INSTALLATION: Requiem For (Our) Mother Natures


INSTALLATION: Requiem For (Our) Mother Natures

Created by Siobhán Arnold and Meagan Shein, the minds behind SIEN COLLECTIVE, Requiem for (our) Mother Natures is a new installation at Sparks Gallery consisting of 200 flowers hand sewn from found/recycled clear plastic meticulously hung into a cloud shaped form. Each flower is approximately 12” x 12”x 12” and is suspended by multicolored thread from the ceiling. 

“This installation is a natural outgrowth of our last installation, Vanitas which included several three- dimensional flowers sewn from discarded plastic. Requiem for (our) Mother Natures is an installation that is emblematic of our identities as women/mothers and is a gesture of collective mourning during this global pandemic.

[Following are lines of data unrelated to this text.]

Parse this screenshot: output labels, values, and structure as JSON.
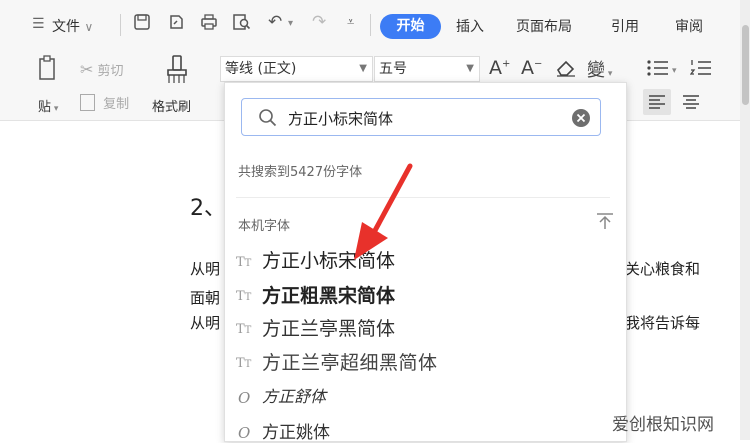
{
  "menubar": {
    "file_label": "文件",
    "tabs": [
      "开始",
      "插入",
      "页面布局",
      "引用",
      "审阅"
    ]
  },
  "ribbon": {
    "cut_label": "剪切",
    "paste_label": "贴",
    "copy_label": "复制",
    "format_painter_label": "格式刷",
    "font_name": "等线 (正文)",
    "font_size": "五号",
    "phonetic_glyph": "變"
  },
  "search": {
    "query": "方正小标宋简体",
    "result_text": "共搜索到5427份字体"
  },
  "font_list": {
    "section_title": "本机字体",
    "pin_glyph": "ㅈ",
    "items": [
      "方正小标宋简体",
      "方正粗黑宋简体",
      "方正兰亭黑简体",
      "方正兰亭超细黑简体",
      "方正舒体",
      "方正姚体"
    ]
  },
  "document": {
    "heading_fragment": "2、",
    "line1_left": "从明",
    "line1_right": "关心粮食和",
    "line2_left": "面朝",
    "line3_left": "从明",
    "line3_right": "我将告诉每"
  },
  "watermark": "爱创根知识网",
  "colors": {
    "accent": "#3c7cf5",
    "arrow": "#e8312b"
  }
}
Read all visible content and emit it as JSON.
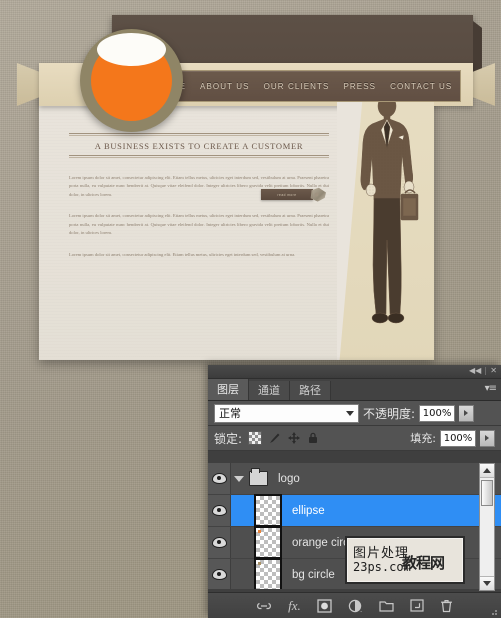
{
  "website": {
    "nav": [
      {
        "label": "HOME"
      },
      {
        "label": "ABOUT US"
      },
      {
        "label": "OUR CLIENTS"
      },
      {
        "label": "PRESS"
      },
      {
        "label": "CONTACT US"
      }
    ],
    "headline": "A BUSINESS EXISTS TO CREATE A CUSTOMER",
    "paragraphs": [
      "Lorem ipsum dolor sit amet, consectetur adipiscing elit. Etiam tellus metus, ultricies eget interdum sed, vestibulum at urna. Praesent pharetra porta nulla, eu vulputate nunc hendrerit at. Quisque vitae eleifend dolor. Integer ultricies libero gravida velit pretium lobortis. Nulla et dui dolor, in ultrices lorem.",
      "Lorem ipsum dolor sit amet, consectetur adipiscing elit. Etiam tellus metus, ultricies eget interdum sed, vestibulum at urna. Praesent pharetra porta nulla, eu vulputate nunc hendrerit at. Quisque vitae eleifend dolor. Integer ultricies libero gravida velit pretium lobortis. Nulla et dui dolor, in ultrices lorem.",
      "Lorem ipsum dolor sit amet, consectetur adipiscing elit. Etiam tellus metus, ultricies eget interdum sed, vestibulum at urna."
    ],
    "read_more": "read more",
    "colors": {
      "header_brown": "#584b41",
      "logo_orange": "#f4771b",
      "logo_ring": "#8f8566",
      "ribbon_cream": "#e0d3b4",
      "page_bg": "#e7e2da",
      "panel_tan": "#e5dbbe"
    }
  },
  "panel": {
    "titlebar": {
      "collapse_icon": "◀◀",
      "close_icon": "✕"
    },
    "tabs": [
      {
        "label": "图层",
        "active": true
      },
      {
        "label": "通道",
        "active": false
      },
      {
        "label": "路径",
        "active": false
      }
    ],
    "menu_icon": "▾≡",
    "blend_mode": {
      "label": "",
      "value": "正常"
    },
    "opacity": {
      "label": "不透明度:",
      "value": "100%"
    },
    "lock": {
      "label": "锁定:",
      "icons": [
        "transparency-checker-icon",
        "brush-icon",
        "move-icon",
        "lock-icon"
      ]
    },
    "fill": {
      "label": "填充:",
      "value": "100%"
    },
    "layers": [
      {
        "name": "logo",
        "type": "group",
        "selected": false,
        "visible": true,
        "dot": ""
      },
      {
        "name": "ellipse",
        "type": "layer",
        "selected": true,
        "visible": true,
        "dot": ""
      },
      {
        "name": "orange circle",
        "type": "layer",
        "selected": false,
        "visible": true,
        "dot": "#e8833a"
      },
      {
        "name": "bg circle",
        "type": "layer",
        "selected": false,
        "visible": true,
        "dot": "#a99268"
      }
    ],
    "footer_icons": [
      {
        "name": "link-layers-icon",
        "glyph": "⛓"
      },
      {
        "name": "layer-style-fx-icon",
        "glyph": "fx."
      },
      {
        "name": "add-layer-mask-icon",
        "glyph": "◙"
      },
      {
        "name": "adjustment-layer-icon",
        "glyph": "◕."
      },
      {
        "name": "new-group-icon",
        "glyph": "▭"
      },
      {
        "name": "new-layer-icon",
        "glyph": "▣"
      },
      {
        "name": "delete-layer-icon",
        "glyph": "🗑"
      }
    ],
    "scrollbar": {
      "up_arrow": "▲",
      "down_arrow": "▼"
    }
  },
  "watermark": {
    "line1": "图片处理",
    "line2": "23ps.com",
    "overlay": "教程网"
  }
}
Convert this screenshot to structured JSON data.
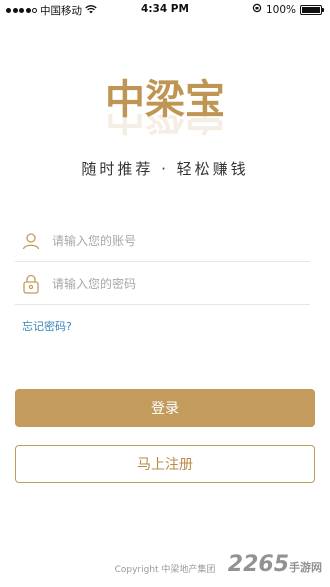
{
  "status_bar": {
    "carrier": "中国移动",
    "time": "4:34 PM",
    "battery": "100%",
    "signal_bars": 4,
    "battery_fraction": 1.0
  },
  "logo": {
    "text": "中梁宝"
  },
  "slogan": "随时推荐 · 轻松赚钱",
  "form": {
    "account_placeholder": "请输入您的账号",
    "password_placeholder": "请输入您的密码",
    "account_icon": "user-icon",
    "password_icon": "lock-icon",
    "forgot_label": "忘记密码?"
  },
  "buttons": {
    "login_label": "登录",
    "register_label": "马上注册"
  },
  "footer": {
    "copyright": "Copyright 中梁地产集团"
  },
  "watermark": {
    "number": "2265",
    "site": "手游网"
  },
  "colors": {
    "gold": "#c29b5d",
    "link": "#3a86b6"
  }
}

“Humans have a long and complex relationship with flowers. They symbolize women physiologically and sexually in coded ways. Flowers represent sexuality, romance, emotions such as happiness and love, social behavior and mourning. As women, we experience a societal expectation that an important part of our identity is in the domestic sphere – women love flowers, they adorn, they sew, and they mourn. The deliberate labor of hand stitching discarded plastic and creating something beautiful out of what would be trash is a both a meditative practice and an ecofeminist strategy to challenge some of these assumptions about our identities as women. Flowers have a life cycle – they blossom, age, decay and die. Plastic does not decay and die, it remains on our planet long after we are gone.  This large installation of sewn flowers from recycled plastic during this global moment of grief is a way to connect with others and make something meaningful out of abandoned materials. The gallery becomes a space of beauty, collective mourning, and remembrance.” – Siobhán Arnold & Meagan Shein

Meagan Shein & Siobhán Arnold | image courtesy of the artists

SIEN COLLECTIVE is a creative partnership between Siobhán Arnold and Meagan Shein, who met while studying Art at the University of Chicago. Remaining close friends after graduation, the two decided to begin collaborating in 2015 in order to explore shared artistic concerns. The two explain that their collaborative work “mines mythology, archetypes, history and fairy tale, employing the imagery of the natural and human world interchangeability. We articulate our position as women in our particular place in society and the physical world/environment. We are interested in challenging the existing narratives of dominance and submission within these worlds raising possibilities for alternative narratives, ones in which the silenced may speak and the oppressed may act.”